Production Budget: $55 million

Worldwide Gross: $8 million

A very talented poker player Huck (Eric Bana) is trying to win the World Series of Poker. In the meantime he is trying to work out a relationship with Billie (Drew Barrymore) and his daddy issues with poker grand master L.C. Cheever (Robert Duvall).

Yeah, this movie is generic schlock. As I was saying to friends after seeing the trailer, I would have bet good money Eric Bana would say “I’m all in…with my heart.” during the emotional climax of the movie. But in terms of exploitative chick flick schlock, you could do a lot worse than Lucky You. This movie was brought out to kind of cash in on the success of televised poker. While this movie has that poker flavor to it, don’t expect some serious take on the subject matter. These characters could be injected into any movie. We have Huck, who is the impulsive ‘Maverick’ of the poker world. And if he could only work out those pesky emotions could be the bestest poker player ever. Meanwhile we have L.C., who is cold and calculated (an Iceman as it were) and the person Huck has to beat to be Top Gun. You see what I mean? This could be about competitive Scrabble and you wouldn’t really change anything.

Most of this movie is carried by the actors. Eric Bana plays a gambler with a golden tongue who also has a serious addiction. He does a good job at being a charming guy but also a dick when he needs to be. And of course Duvall is comfortable as ever playing Robert Duvall. He earns his pay sitting at a poker table throwing out pieces of homespun wisdom about knowing when to hold them and fold them and whatnot. The script is also tailored to have the characters have fun with the material. The script offers no thrills and goes through familiar motions. You really can write the script out from seeing the trailer. But the fun is through the interaction of the characters and the script.

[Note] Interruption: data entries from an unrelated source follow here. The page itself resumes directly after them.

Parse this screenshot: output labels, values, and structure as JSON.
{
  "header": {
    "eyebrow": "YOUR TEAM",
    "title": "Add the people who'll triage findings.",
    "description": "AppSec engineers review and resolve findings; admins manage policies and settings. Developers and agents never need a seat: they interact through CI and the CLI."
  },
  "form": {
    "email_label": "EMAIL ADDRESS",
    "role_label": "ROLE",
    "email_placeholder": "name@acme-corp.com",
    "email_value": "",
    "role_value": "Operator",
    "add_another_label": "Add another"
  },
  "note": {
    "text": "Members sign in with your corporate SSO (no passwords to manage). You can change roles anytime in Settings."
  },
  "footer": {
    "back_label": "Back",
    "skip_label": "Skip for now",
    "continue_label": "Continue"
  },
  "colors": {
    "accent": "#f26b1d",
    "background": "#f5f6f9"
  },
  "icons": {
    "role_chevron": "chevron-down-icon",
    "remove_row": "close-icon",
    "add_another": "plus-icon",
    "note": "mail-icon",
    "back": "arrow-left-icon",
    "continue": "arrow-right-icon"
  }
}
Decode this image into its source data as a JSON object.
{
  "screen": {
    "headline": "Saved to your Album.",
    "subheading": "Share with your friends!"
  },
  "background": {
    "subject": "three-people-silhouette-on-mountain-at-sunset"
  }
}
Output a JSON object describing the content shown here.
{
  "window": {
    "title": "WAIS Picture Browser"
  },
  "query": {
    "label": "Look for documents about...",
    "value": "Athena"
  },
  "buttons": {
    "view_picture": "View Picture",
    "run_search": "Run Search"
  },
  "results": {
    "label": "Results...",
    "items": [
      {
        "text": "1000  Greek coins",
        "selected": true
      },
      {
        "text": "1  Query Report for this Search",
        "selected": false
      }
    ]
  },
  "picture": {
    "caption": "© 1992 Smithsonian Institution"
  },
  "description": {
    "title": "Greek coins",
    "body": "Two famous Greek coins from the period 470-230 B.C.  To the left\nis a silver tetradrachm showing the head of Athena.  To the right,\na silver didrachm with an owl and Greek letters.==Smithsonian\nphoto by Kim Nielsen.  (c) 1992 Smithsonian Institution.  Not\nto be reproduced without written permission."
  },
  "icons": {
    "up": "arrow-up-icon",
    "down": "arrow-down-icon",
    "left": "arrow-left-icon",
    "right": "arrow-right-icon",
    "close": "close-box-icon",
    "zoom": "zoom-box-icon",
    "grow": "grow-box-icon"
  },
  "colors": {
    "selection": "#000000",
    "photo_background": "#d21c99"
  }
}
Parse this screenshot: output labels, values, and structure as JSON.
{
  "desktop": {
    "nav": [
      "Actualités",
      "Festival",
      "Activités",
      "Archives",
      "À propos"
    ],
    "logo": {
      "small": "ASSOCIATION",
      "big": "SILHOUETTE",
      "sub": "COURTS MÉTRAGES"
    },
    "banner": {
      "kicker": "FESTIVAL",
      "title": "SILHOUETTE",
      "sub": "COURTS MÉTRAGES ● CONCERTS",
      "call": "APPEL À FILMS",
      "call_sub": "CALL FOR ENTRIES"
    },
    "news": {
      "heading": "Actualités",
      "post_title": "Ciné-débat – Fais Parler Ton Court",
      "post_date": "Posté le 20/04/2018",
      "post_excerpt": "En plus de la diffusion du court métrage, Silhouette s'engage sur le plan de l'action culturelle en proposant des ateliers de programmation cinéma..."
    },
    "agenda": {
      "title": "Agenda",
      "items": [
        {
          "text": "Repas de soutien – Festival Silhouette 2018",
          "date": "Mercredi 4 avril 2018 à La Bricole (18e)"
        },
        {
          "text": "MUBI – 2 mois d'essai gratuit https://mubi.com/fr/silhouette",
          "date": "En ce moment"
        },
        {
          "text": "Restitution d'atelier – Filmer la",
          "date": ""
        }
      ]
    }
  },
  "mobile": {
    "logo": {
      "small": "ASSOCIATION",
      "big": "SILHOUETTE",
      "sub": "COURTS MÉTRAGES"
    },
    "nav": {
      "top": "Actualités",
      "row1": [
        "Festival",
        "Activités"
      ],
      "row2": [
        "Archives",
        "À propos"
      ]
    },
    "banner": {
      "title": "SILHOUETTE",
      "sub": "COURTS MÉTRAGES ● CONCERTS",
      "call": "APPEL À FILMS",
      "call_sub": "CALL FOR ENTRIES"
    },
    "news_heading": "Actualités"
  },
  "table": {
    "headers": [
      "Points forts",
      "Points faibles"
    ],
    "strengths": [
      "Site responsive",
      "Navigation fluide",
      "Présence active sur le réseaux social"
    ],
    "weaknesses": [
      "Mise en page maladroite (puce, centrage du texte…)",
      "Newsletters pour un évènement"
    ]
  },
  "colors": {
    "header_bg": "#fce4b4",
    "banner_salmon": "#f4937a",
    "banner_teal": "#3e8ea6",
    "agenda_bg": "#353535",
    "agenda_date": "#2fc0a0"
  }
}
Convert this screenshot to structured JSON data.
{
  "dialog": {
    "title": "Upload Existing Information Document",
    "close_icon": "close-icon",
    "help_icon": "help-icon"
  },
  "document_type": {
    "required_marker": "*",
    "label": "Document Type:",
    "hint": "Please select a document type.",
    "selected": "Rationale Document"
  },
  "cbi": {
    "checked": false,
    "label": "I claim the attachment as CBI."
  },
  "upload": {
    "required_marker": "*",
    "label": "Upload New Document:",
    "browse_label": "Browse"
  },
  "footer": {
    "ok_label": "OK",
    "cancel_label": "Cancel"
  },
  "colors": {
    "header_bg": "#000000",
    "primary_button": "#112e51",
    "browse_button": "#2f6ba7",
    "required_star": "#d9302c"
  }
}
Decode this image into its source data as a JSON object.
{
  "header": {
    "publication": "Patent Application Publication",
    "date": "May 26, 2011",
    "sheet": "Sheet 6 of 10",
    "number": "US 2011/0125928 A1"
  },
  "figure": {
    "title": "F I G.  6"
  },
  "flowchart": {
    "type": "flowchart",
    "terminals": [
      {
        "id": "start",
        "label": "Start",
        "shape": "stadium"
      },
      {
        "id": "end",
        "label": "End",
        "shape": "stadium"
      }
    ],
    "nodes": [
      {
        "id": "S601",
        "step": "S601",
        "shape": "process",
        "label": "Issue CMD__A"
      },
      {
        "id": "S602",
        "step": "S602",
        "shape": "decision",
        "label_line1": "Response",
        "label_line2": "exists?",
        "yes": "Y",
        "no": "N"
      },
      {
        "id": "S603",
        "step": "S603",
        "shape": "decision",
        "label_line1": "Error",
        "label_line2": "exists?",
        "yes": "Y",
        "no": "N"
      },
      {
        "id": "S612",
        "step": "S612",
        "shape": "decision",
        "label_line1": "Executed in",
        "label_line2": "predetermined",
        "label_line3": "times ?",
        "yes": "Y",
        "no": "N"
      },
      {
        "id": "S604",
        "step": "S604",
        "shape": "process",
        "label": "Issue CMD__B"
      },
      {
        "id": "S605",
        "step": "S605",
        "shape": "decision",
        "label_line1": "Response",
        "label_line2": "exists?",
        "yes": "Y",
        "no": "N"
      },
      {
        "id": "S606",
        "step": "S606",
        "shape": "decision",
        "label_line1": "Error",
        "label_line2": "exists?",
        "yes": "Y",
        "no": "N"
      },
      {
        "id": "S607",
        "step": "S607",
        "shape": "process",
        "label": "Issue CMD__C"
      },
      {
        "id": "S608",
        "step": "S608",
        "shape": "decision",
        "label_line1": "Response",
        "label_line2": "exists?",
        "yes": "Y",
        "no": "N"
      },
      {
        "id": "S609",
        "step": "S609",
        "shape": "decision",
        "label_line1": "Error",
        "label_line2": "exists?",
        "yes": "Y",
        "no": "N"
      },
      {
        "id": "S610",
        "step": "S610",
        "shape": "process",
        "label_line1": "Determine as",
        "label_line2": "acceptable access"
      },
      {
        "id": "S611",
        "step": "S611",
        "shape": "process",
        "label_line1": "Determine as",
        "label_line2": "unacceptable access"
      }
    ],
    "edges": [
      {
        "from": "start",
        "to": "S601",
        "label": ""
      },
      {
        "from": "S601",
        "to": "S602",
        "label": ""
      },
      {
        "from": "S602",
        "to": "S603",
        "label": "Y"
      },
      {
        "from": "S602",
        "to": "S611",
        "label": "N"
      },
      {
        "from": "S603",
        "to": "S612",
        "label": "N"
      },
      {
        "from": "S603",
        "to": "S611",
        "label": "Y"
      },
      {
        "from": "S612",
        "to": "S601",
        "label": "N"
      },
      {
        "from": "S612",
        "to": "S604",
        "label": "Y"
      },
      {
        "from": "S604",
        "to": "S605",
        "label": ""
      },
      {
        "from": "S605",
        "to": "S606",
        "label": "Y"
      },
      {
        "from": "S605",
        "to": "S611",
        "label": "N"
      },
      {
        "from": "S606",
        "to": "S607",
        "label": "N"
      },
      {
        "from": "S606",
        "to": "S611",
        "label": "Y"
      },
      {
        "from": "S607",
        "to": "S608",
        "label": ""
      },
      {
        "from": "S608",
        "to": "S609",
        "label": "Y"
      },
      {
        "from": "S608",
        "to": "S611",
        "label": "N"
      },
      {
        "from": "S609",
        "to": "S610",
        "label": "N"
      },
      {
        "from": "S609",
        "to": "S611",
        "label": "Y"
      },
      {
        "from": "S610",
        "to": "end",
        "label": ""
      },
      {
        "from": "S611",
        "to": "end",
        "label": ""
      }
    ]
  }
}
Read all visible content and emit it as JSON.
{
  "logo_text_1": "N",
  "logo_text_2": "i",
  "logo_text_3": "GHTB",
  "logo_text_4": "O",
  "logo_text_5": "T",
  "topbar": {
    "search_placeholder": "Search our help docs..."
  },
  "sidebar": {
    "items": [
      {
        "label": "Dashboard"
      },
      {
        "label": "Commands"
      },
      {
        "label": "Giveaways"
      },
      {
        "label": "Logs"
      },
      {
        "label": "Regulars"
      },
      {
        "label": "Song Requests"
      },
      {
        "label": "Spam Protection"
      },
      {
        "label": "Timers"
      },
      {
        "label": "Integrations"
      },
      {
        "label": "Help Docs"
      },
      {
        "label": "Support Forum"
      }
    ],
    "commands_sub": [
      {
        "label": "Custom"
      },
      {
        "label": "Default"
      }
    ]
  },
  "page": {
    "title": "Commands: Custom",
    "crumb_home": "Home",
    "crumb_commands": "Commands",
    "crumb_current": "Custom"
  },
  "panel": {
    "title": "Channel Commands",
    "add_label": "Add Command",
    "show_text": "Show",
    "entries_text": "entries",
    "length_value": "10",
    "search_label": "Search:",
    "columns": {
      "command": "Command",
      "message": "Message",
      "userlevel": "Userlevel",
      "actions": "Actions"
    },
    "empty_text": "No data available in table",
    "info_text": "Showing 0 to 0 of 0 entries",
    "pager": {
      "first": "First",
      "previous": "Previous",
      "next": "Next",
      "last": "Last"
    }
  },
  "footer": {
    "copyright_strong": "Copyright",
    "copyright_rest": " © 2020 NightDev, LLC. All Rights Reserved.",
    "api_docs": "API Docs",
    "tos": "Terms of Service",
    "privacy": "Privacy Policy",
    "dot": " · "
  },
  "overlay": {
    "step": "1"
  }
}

I was dreading seeing this film, but really it wasn’t that horrible. I can’t really defend the movie since it is generic and sappy at times. However the dialog is written well enough and the actors try their best to make it fresh and new (including a surprising cameo from Robert Downey Jr.). If you were forced to watch this movie on date night, it would be an alright experience. Sadly there isn’t anything to recommend people go out and rent this movie. This is an utterly forgettable follow up for Hansen, who directed one of my favorite movies in L.A. Confidential.